On every command that reads encrypted secrets, the key is sourced in this order: in-process cache → UNREAD_PASSPHRASE env var (handy for cron / CI) → getpass() prompt (TTY only). To skip the prompt across invocations:

unread security unlock              # cache the derived key until you `lock`
unread security unlock --keep 30m   # … or for a bounded TTL
unread tg chats run                 # no prompt
unread security lock                # wipe the cache now
unread security rotate-passphrase   # change the passphrase

The cached key lives at $XDG_RUNTIME_DIR/unread/key on Linux (tmpfs — auto-cleared on reboot) or ~/.unread/.runtime/key on macOS / fallback. Mode is 0o600 from creation. The passphrase itself is never persisted — only the derived key, only when you explicitly unlock.

What encrypted mode does NOT defend against: malware running as your user (same UID can read decrypted process memory regardless), or a coerced-passphrase attack. For both, the mitigation is at the OS level (FileVault, app sandboxing, hardware tokens), not at unread’s layer.

Telegram session hygiene

unread security revoke-session

Removes the local Telethon session file and prints a reminder to revoke remotely from Telegram → Settings → Devices → Active Sessions. Doing both is the only way to fully invalidate a leaked session.

Quick recommendations

  • Personal Mac / Windows machine: unread security set keystore. Zero friction, defends backup leakage, fits the realistic threat model.
  • VPS / shared host / paranoid laptop with no FDE: unread security set pass, optionally unread security unlock --keep 1h per shell.
  • Headless Linux / Docker / CI: stay on plain, set UNREAD_PASSPHRASE only if you’ve also enabled pass mode and need automation.
  • Anywhere: turn on FileVault / LUKS, exclude ~/.unread/ from tmutil/cloud sync, run unread doctor after first setup.

Privacy: PII redaction before the LLM

--redact (or analyze.redact = true in config) scrubs PII from the text sent to the LLM provider, while keeping originals in the local DB and the saved Markdown report. Only the API payload is redacted.

unread @somegroup --redact

Patterns scrubbed: phone numbers (E.164 with + prefix), emails, IBANs, and Luhn-valid credit-card numbers. Each match is replaced with [redacted-phone] / [redacted-email] / [redacted-iban] / [redacted-card], and the run summary shows per-kind counts so you can see what was filtered.

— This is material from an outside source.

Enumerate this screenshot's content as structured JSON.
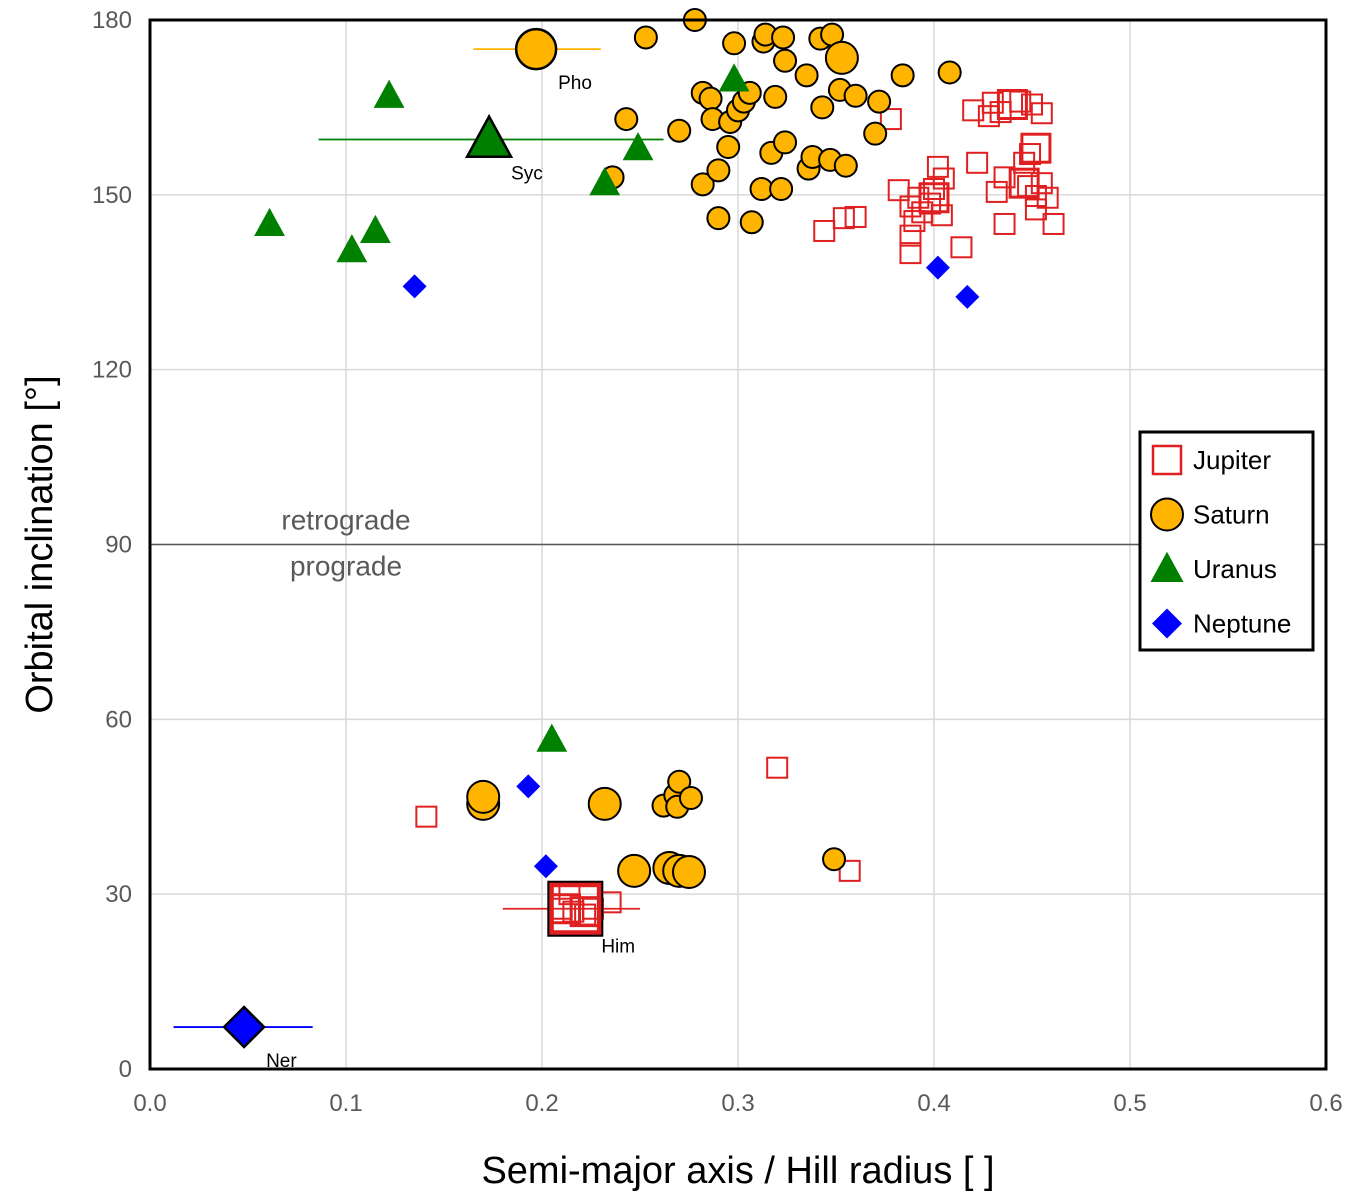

Caching honors the flag — toggling --redact produces a different cache row, so you never serve a non-redacted cached result on a redacted run (or vice versa).

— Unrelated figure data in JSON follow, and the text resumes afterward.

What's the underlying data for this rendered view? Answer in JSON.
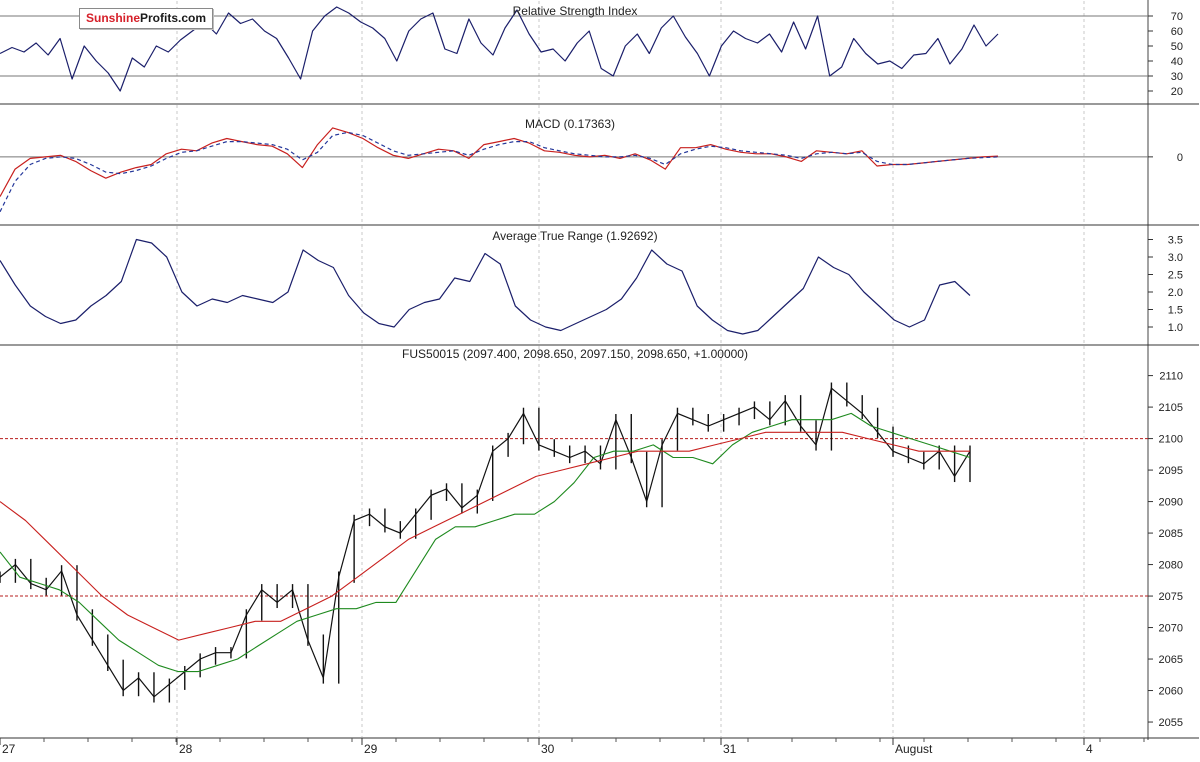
{
  "brand": {
    "part1": "Sunshine",
    "part2": "Profits.com"
  },
  "colors": {
    "price": "#111111",
    "sma_fast": "#1f8a1f",
    "sma_slow": "#c8201e",
    "indicator": "#1b1f6b",
    "macd_signal": "#24379a",
    "grid": "#c9c9c9",
    "ref": "#b71c1c",
    "axis": "#555555"
  },
  "chart_data": [
    {
      "type": "line",
      "title": "Relative Strength Index",
      "ticks": [
        "70",
        "60",
        "50",
        "40",
        "30",
        "20"
      ],
      "ylim": [
        14,
        78
      ],
      "reference_lines": [
        70,
        30
      ],
      "series": [
        {
          "values": [
            45,
            49,
            46,
            52,
            44,
            55,
            28,
            50,
            40,
            32,
            20,
            42,
            36,
            50,
            46,
            54,
            60,
            66,
            58,
            72,
            65,
            68,
            60,
            55,
            42,
            28,
            60,
            70,
            76,
            72,
            66,
            62,
            55,
            40,
            60,
            68,
            72,
            48,
            45,
            68,
            52,
            44,
            62,
            74,
            58,
            46,
            48,
            40,
            52,
            60,
            35,
            30,
            50,
            58,
            45,
            62,
            70,
            56,
            45,
            30,
            50,
            60,
            55,
            52,
            58,
            46,
            66,
            48,
            70,
            30,
            36,
            55,
            45,
            38,
            40,
            35,
            44,
            45,
            55,
            38,
            48,
            64,
            50,
            58
          ]
        }
      ]
    },
    {
      "type": "line",
      "title": "MACD (0.17363)",
      "ticks": [
        "0"
      ],
      "ylim": [
        -4.2,
        3.2
      ],
      "reference_lines": [
        0
      ],
      "series": [
        {
          "values": [
            -2.6,
            -0.8,
            -0.1,
            0.0,
            0.1,
            -0.3,
            -0.9,
            -1.4,
            -1.0,
            -0.7,
            -0.5,
            0.2,
            0.5,
            0.4,
            0.9,
            1.2,
            1.0,
            0.8,
            0.7,
            0.2,
            -0.7,
            0.8,
            1.9,
            1.6,
            1.2,
            0.6,
            0.1,
            -0.1,
            0.2,
            0.5,
            0.4,
            -0.1,
            0.8,
            1.0,
            1.2,
            0.9,
            0.4,
            0.3,
            0.1,
            0.0,
            0.1,
            -0.1,
            0.2,
            -0.2,
            -0.8,
            0.6,
            0.6,
            0.8,
            0.5,
            0.3,
            0.2,
            0.2,
            0.0,
            -0.3,
            0.4,
            0.3,
            0.2,
            0.4,
            -0.6,
            -0.5,
            -0.5,
            -0.4,
            -0.3,
            -0.2,
            -0.1,
            0.0,
            0.05
          ]
        },
        {
          "values": [
            -3.6,
            -1.6,
            -0.5,
            -0.1,
            0.0,
            -0.1,
            -0.5,
            -1.0,
            -1.1,
            -0.9,
            -0.6,
            -0.1,
            0.3,
            0.4,
            0.7,
            1.0,
            1.0,
            0.9,
            0.8,
            0.5,
            -0.2,
            0.3,
            1.4,
            1.6,
            1.4,
            0.9,
            0.4,
            0.1,
            0.2,
            0.3,
            0.4,
            0.1,
            0.5,
            0.8,
            1.0,
            1.0,
            0.6,
            0.4,
            0.2,
            0.1,
            0.0,
            0.0,
            0.1,
            -0.1,
            -0.5,
            0.2,
            0.5,
            0.7,
            0.6,
            0.4,
            0.3,
            0.2,
            0.1,
            -0.1,
            0.2,
            0.3,
            0.2,
            0.3,
            -0.3,
            -0.5,
            -0.5,
            -0.4,
            -0.3,
            -0.2,
            -0.1,
            -0.05,
            0.0
          ]
        }
      ]
    },
    {
      "type": "line",
      "title": "Average True Range (1.92692)",
      "ticks": [
        "3.5",
        "3.0",
        "2.5",
        "2.0",
        "1.5",
        "1.0"
      ],
      "ylim": [
        0.6,
        3.8
      ],
      "series": [
        {
          "values": [
            2.9,
            2.2,
            1.6,
            1.3,
            1.1,
            1.2,
            1.6,
            1.9,
            2.3,
            3.5,
            3.4,
            3.0,
            2.0,
            1.6,
            1.8,
            1.7,
            1.9,
            1.8,
            1.7,
            2.0,
            3.2,
            2.9,
            2.7,
            1.9,
            1.4,
            1.1,
            1.0,
            1.5,
            1.7,
            1.8,
            2.4,
            2.3,
            3.1,
            2.8,
            1.6,
            1.2,
            1.0,
            0.9,
            1.1,
            1.3,
            1.5,
            1.8,
            2.4,
            3.2,
            2.8,
            2.6,
            1.6,
            1.2,
            0.9,
            0.8,
            0.9,
            1.3,
            1.7,
            2.1,
            3.0,
            2.7,
            2.5,
            2.0,
            1.6,
            1.2,
            1.0,
            1.2,
            2.2,
            2.3,
            1.9
          ]
        }
      ]
    },
    {
      "type": "line",
      "title": "FUS50015 (2097.400, 2098.650, 2097.150, 2098.650, +1.00000)",
      "ticks": [
        "2110",
        "2105",
        "2100",
        "2095",
        "2090",
        "2085",
        "2080",
        "2075",
        "2070",
        "2065",
        "2060",
        "2055"
      ],
      "ylim": [
        2053.1,
        2112.0
      ],
      "reference_lines": [
        2100,
        2075
      ],
      "x_labels": [
        "27",
        "28",
        "29",
        "30",
        "31",
        "August",
        "4"
      ],
      "series": [
        {
          "values": [
            2078,
            2080,
            2077,
            2076,
            2079,
            2072,
            2068,
            2064,
            2060,
            2062,
            2059,
            2061,
            2063,
            2065,
            2066,
            2066,
            2072,
            2076,
            2074,
            2076,
            2068,
            2062,
            2078,
            2087,
            2088,
            2086,
            2085,
            2088,
            2091,
            2092,
            2089,
            2091,
            2098,
            2100,
            2104,
            2099,
            2098,
            2097,
            2098,
            2096,
            2103,
            2097,
            2090,
            2099,
            2104,
            2103,
            2102,
            2103,
            2104,
            2105,
            2103,
            2106,
            2102,
            2099,
            2108,
            2106,
            2104,
            2101,
            2098,
            2097,
            2096,
            2098,
            2094,
            2098
          ]
        },
        {
          "values": [
            2082,
            2078,
            2077,
            2076,
            2074,
            2071,
            2068,
            2066,
            2064,
            2063,
            2063,
            2064,
            2065,
            2067,
            2069,
            2071,
            2072,
            2073,
            2073,
            2074,
            2074,
            2079,
            2084,
            2086,
            2086,
            2087,
            2088,
            2088,
            2090,
            2093,
            2097,
            2098,
            2098,
            2099,
            2097,
            2097,
            2096,
            2099,
            2101,
            2102,
            2103,
            2103,
            2103,
            2104,
            2102,
            2101,
            2100,
            2099,
            2098,
            2097
          ]
        },
        {
          "values": [
            2090,
            2087,
            2083,
            2079,
            2075,
            2072,
            2070,
            2068,
            2069,
            2070,
            2071,
            2071,
            2073,
            2075,
            2078,
            2081,
            2084,
            2086,
            2088,
            2090,
            2092,
            2094,
            2095,
            2096,
            2097,
            2098,
            2098,
            2098,
            2099,
            2100,
            2101,
            2101,
            2101,
            2101,
            2100,
            2099,
            2098,
            2098,
            2098
          ]
        }
      ]
    }
  ]
}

The match is intentionally conservative (regex with strict word boundaries) to keep false positives low. SHA hashes and order-id numerics are not flagged; non-E.164 phone shapes (raw 10-digit US numbers without +1 prefix) pass through. If you need stricter redaction, layer your own preset prompt that asks the LLM to generalize personal references — --redact complements that, it doesn’t replace it.